Long-term Follow-up of Patients with Malignant Pleural Mesothelioma Receiving High-Dose Adenovirus Herpes Simplex Thymidine Kinase/Ganciclovir Suicide Gene Therapy

Clinical Cancer Research. 2005 Oct 15;11(20):7444-53. [Link]

Sterman DH, Recio A, Vachani A, Sun J, Cheung L, Delong P, Amin KM, Litzky LA, Wilson JM, Kaiser LR, Albelda SM.

Authors’ Affiliations: Thoracic Oncology Research Laboratory.


Purpose: Delineation of the long-term follow-up data on a series of patients with malignant mesothelioma, who received a single intrapleural dose of a nonreplicative adenoviral (Ad) vector encoding the herpes simplex virus thymidine kinase "suicide gene" (Ad.HSVtk) in combination with systemic ganciclovir.

Experimental Design: This report focuses on the 21 patients receiving "high-dose" therapy, defined by an intrapleural dose of vector (>/=1.6 x 10(13) viral particles), where transgene-encoded tk protein was reliably identified on immunohistochemical staining.
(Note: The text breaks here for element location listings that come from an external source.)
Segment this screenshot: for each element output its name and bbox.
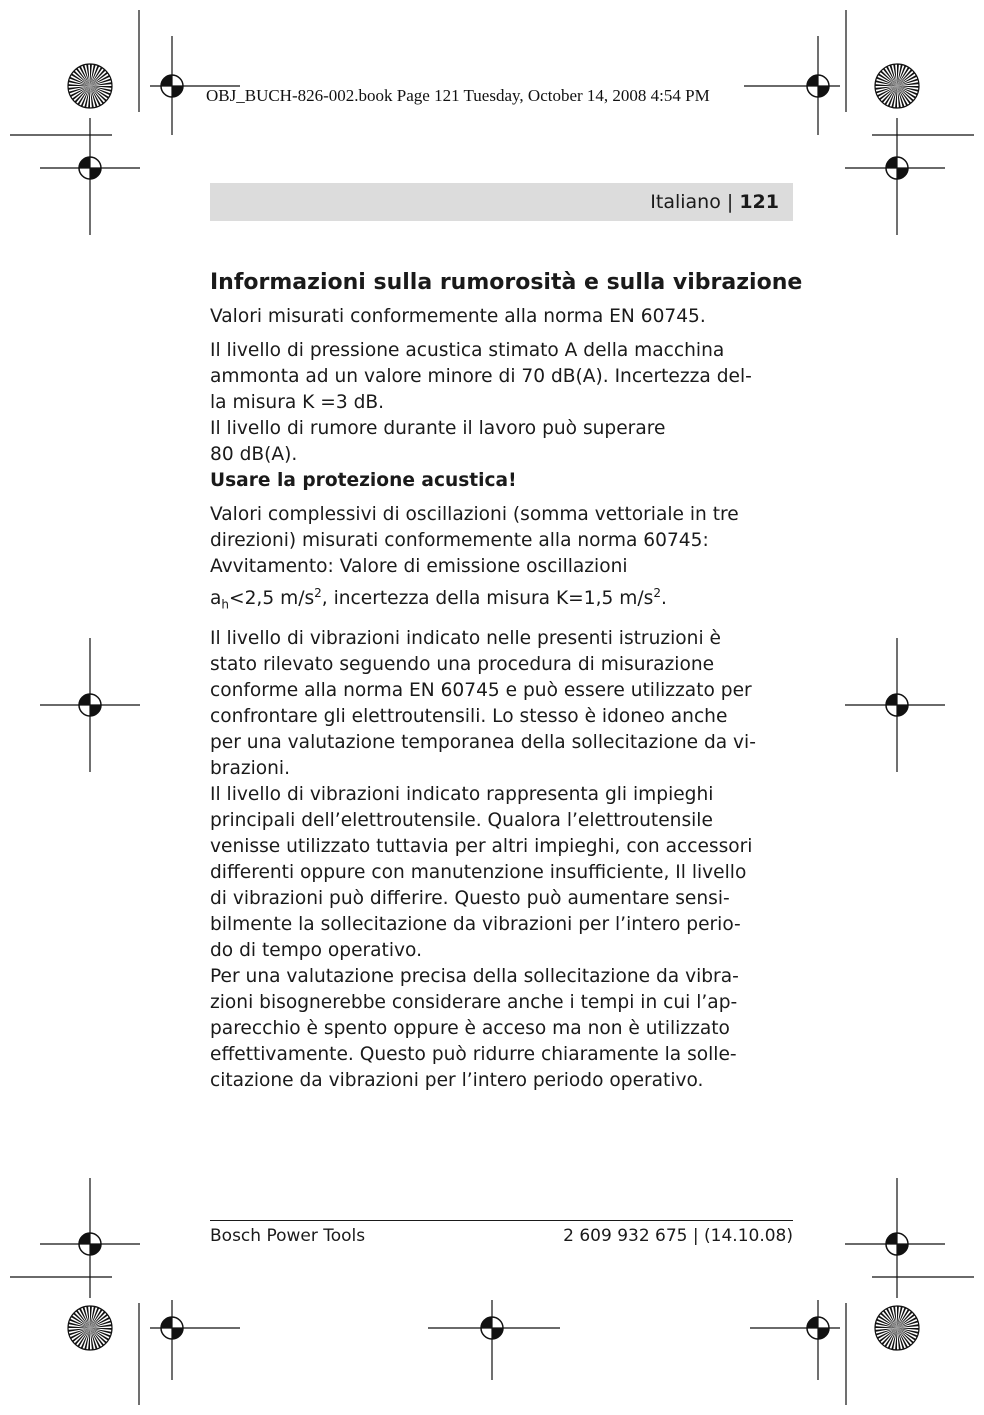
header-language: Italiano |	[650, 191, 740, 213]
text-line: parecchio è spento oppure è acceso ma non è utilizzato	[210, 1017, 730, 1039]
footer-brand: Bosch Power Tools	[210, 1226, 366, 1246]
text-line: citazione da vibrazioni per l’intero periodo operativo.	[210, 1069, 704, 1091]
uncertainty-text: , incertezza della misura K=1,5 m/s	[321, 588, 654, 610]
text-line: la misura K =3 dB.	[210, 392, 385, 413]
text-line: ammonta ad un valore minore di 70 dB(A). Incertezza del-	[210, 366, 752, 387]
starburst-target-icon	[68, 1306, 112, 1350]
period: .	[660, 588, 667, 610]
value-text: <2,5 m/s	[229, 588, 315, 610]
section-title: Informazioni sulla rumorosità e sulla vibrazione	[210, 270, 803, 295]
warning-text: Usare la protezione acustica!	[210, 470, 517, 491]
superscript-2: 2	[314, 586, 322, 600]
page-header-band	[210, 183, 793, 221]
footer-rule	[210, 1220, 793, 1221]
text-line: conforme alla norma EN 60745 e può essere utilizzato per	[210, 679, 752, 701]
text-line: Il livello di rumore durante il lavoro può superare	[210, 418, 666, 439]
text-line: bilmente la sollecitazione da vibrazioni per l’intero perio-	[210, 913, 741, 935]
text-line: direzioni) misurati conformemente alla norma 60745:	[210, 530, 709, 551]
text-line: Valori complessivi di oscillazioni (somma vettoriale in tre	[210, 504, 739, 525]
paragraph-vibration	[210, 626, 796, 1094]
text-line: principali dell’elettroutensile. Qualora l’elettroutensile	[210, 809, 713, 831]
starburst-target-icon	[875, 1306, 919, 1350]
subscript-h: h	[221, 597, 230, 612]
text-line: Avvitamento: Valore di emissione oscillazioni	[210, 556, 628, 577]
superscript-2: 2	[653, 586, 661, 600]
starburst-target-icon	[875, 64, 919, 108]
paragraph-noise	[210, 338, 796, 468]
text-line: per una valutazione temporanea della sollecitazione da vi-	[210, 731, 756, 753]
text-line: Per una valutazione precisa della sollecitazione da vibra-	[210, 965, 739, 987]
text-line: Il livello di pressione acustica stimato A della macchina	[210, 340, 725, 361]
print-slug: OBJ_BUCH-826-002.book Page 121 Tuesday, October 14, 2008 4:54 PM	[206, 86, 710, 105]
text-line: zioni bisognerebbe considerare anche i tempi in cui l’ap-	[210, 991, 738, 1013]
text-line: venisse utilizzato tuttavia per altri impieghi, con accessori	[210, 835, 753, 857]
symbol-a: a	[210, 588, 222, 610]
emission-value	[210, 586, 667, 612]
text-line: stato rilevato seguendo una procedura di misurazione	[210, 653, 715, 675]
text-line: differenti oppure con manutenzione insufficiente, Il livello	[210, 861, 747, 883]
text-line: Il livello di vibrazioni indicato rappresenta gli impieghi	[210, 783, 714, 805]
starburst-target-icon	[68, 64, 112, 108]
page-number: 121	[739, 191, 779, 213]
text-line: di vibrazioni può differire. Questo può aumentare sensi-	[210, 887, 730, 909]
text-line: effettivamente. Questo può ridurre chiaramente la solle-	[210, 1043, 737, 1065]
text-line: confrontare gli elettroutensili. Lo stesso è idoneo anche	[210, 705, 728, 727]
text-line: brazioni.	[210, 757, 291, 779]
footer-doc-number: 2 609 932 675 | (14.10.08)	[563, 1226, 793, 1246]
paragraph-standard: Valori misurati conformemente alla norma EN 60745.	[210, 306, 706, 327]
text-line: 80 dB(A).	[210, 444, 298, 465]
main-content	[210, 268, 803, 1094]
text-line: do di tempo operativo.	[210, 939, 422, 961]
text-line: Il livello di vibrazioni indicato nelle presenti istruzioni è	[210, 627, 721, 649]
paragraph-oscillation	[210, 502, 796, 618]
page-header	[650, 191, 779, 213]
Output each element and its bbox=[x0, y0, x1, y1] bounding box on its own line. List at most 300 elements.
In 13 patients, the vector was deleted in the E1 and E3 regions of the Ad; in the other eight patients, the vector had deletions in the Ad genes E1 and E4. Safety, immunologic responses, transgene expression, and clinical responses were evaluated.

Results: Both the E1/E3-deleted vector and the E1/E4-deleted vector were well tolerated and safe, although production of the E1/E4 vector was more difficult. Posttreatment antibody responses against the tumors were consistently seen. Interestingly, we observed a number of clinical responses in our patients, including two long-term (>6.5 year) survivors, both of whom were treated with the E1/E4-deleted vector.

Conclusions: Intrapleural Ad.HSVtk/ganciclovir is safe and well tolerated in mesothelioma patients and resulted in long-term durable responses in two patients. Given the limited amount of gene transfer observed, we postulate that Ad.HSVtk may have been effective due to induction of antitumor immune responses. We hypothesize that approaches aiming to augment the immune effects of Ad gene transfer (i.e., with the use of cytokines) may lead to increased numbers of therapeutic responses in otherwise untreatable pleural malignancies.